I didn’t read much this year, but out of those few, these books struck deeper than others.
Circe by Madeline Miller. Circe deserves all of its accolades: the plot dances and the writing sings.
I passed a pear tree drifted with white blossoms. A fish splashed in the moonlit river. With every step I felt lighter. An emotion was swelling in my throat. It took me a moment to recognize what it was. I had been old and stern for so long, carved with regrets and years like a monolith. But that was only a shape I had been poured into. I did not have to keep it.Madeline Miller, Circe
Welcoming the Unwelcome by Pema Chödrön. Short essays on how to live wisely. You don’t have to be a Buddhist to get something from this book.
The Buddha spoke a lot about the importance of working with one’s ego. But what did he mean by “ego”? There are various ways to talk about this word, but one definition I particularly like is “that which resists what is.” Ego struggles against reality, against the open-endedness and natural movement of life. It is very uncomfortable with vulnerability and ambiguity, with not being quite sure how to pin things down.Pema Chödrön, Welcoming the Unwelcome
The Winged Histories by Sofia Samatar. I’d never read fantasy as poetic. The Winged Histories is lyrical, but also difficult—I read it twice before I understood the plot.

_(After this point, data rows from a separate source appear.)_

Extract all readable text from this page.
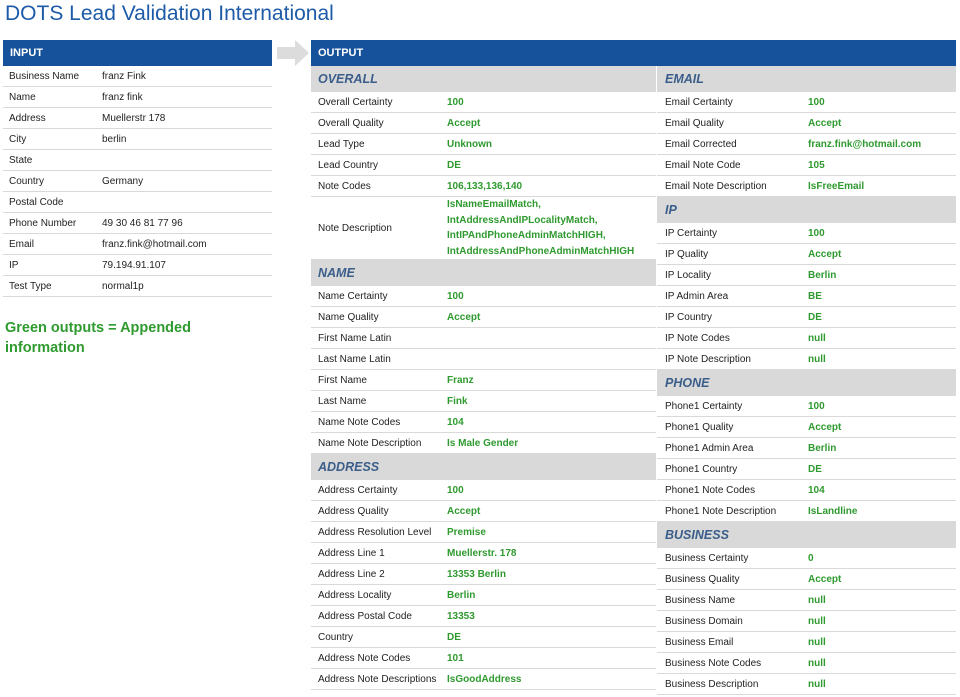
DOTS Lead Validation International
INPUT
Business Name	franz Fink
Name	franz fink
Address	Muellerstr 178
City	berlin
State
Country	Germany
Postal Code
Phone Number	49 30 46 81 77 96
Email	franz.fink@hotmail.com
IP	79.194.91.107
Test Type	normal1p
Green outputs = Appended information
OUTPUT
OVERALL
Overall Certainty	100
Overall Quality	Accept
Lead Type	Unknown
Lead Country	DE
Note Codes	106,133,136,140
Note Description
IsNameEmailMatch,
IntAddressAndIPLocalityMatch,
IntIPAndPhoneAdminMatchHIGH,
IntAddressAndPhoneAdminMatchHIGH
NAME
Name Certainty	100
Name Quality	Accept
First Name Latin
Last Name Latin
First Name	Franz
Last Name	Fink
Name Note Codes	104
Name Note Description	Is Male Gender
ADDRESS
Address Certainty	100
Address Quality	Accept
Address Resolution Level	Premise
Address Line 1	Muellerstr. 178
Address Line 2	13353 Berlin
Address Locality	Berlin
Address Postal Code	13353
Country	DE
Address Note Codes	101
Address Note Descriptions	IsGoodAddress
EMAIL
Email Certainty	100
Email Quality	Accept
Email Corrected	franz.fink@hotmail.com
Email Note Code	105
Email Note Description	IsFreeEmail
IP
IP Certainty	100
IP Quality	Accept
IP Locality	Berlin
IP Admin Area	BE
IP Country	DE
IP Note Codes	null
IP Note Description	null
PHONE
Phone1 Certainty	100
Phone1 Quality	Accept
Phone1 Admin Area	Berlin
Phone1 Country	DE
Phone1 Note Codes	104
Phone1 Note Description	IsLandline
BUSINESS
Business Certainty	0
Business Quality	Accept
Business Name	null
Business Domain	null
Business Email	null
Business Note Codes	null
Business Description	null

It was there in the desert that my blood returned, there that Seren taught me to seize black ants and snap them between my teeth, there that my heart came open in two halves and words poured out of it: my heart had not been empty after all. I talked night after night until I was hoarse. There was a curl of whiteness in the dark sky, what the feredhai call the track of the goddess Roun, the wake of her boat in the sea of the heavens and this is what was coming out of my heart, memories pouring out in waves. All of my life.Sofia Samatar, The Winged Histories
Zen and the Ways by Trevor Leggett. This is a treasure I’d long feared forgotten. My 1987 edition is worn and yellow, and I was delighted to discover it’s been reprinted.
By what I did yesterday, I win today;
This is the virtue of practice.
Remember the old saying, The plan for a day is a cock’s crow,
The plan for a life is something serious.
In the knightly arts, first see that you yourself are right,
And after that think of defeating an opponent.
The unskilled man does not know his own faults.Songs of the Way of the Spear, Zen and the Ways
And yet dreams vainly of defeating another.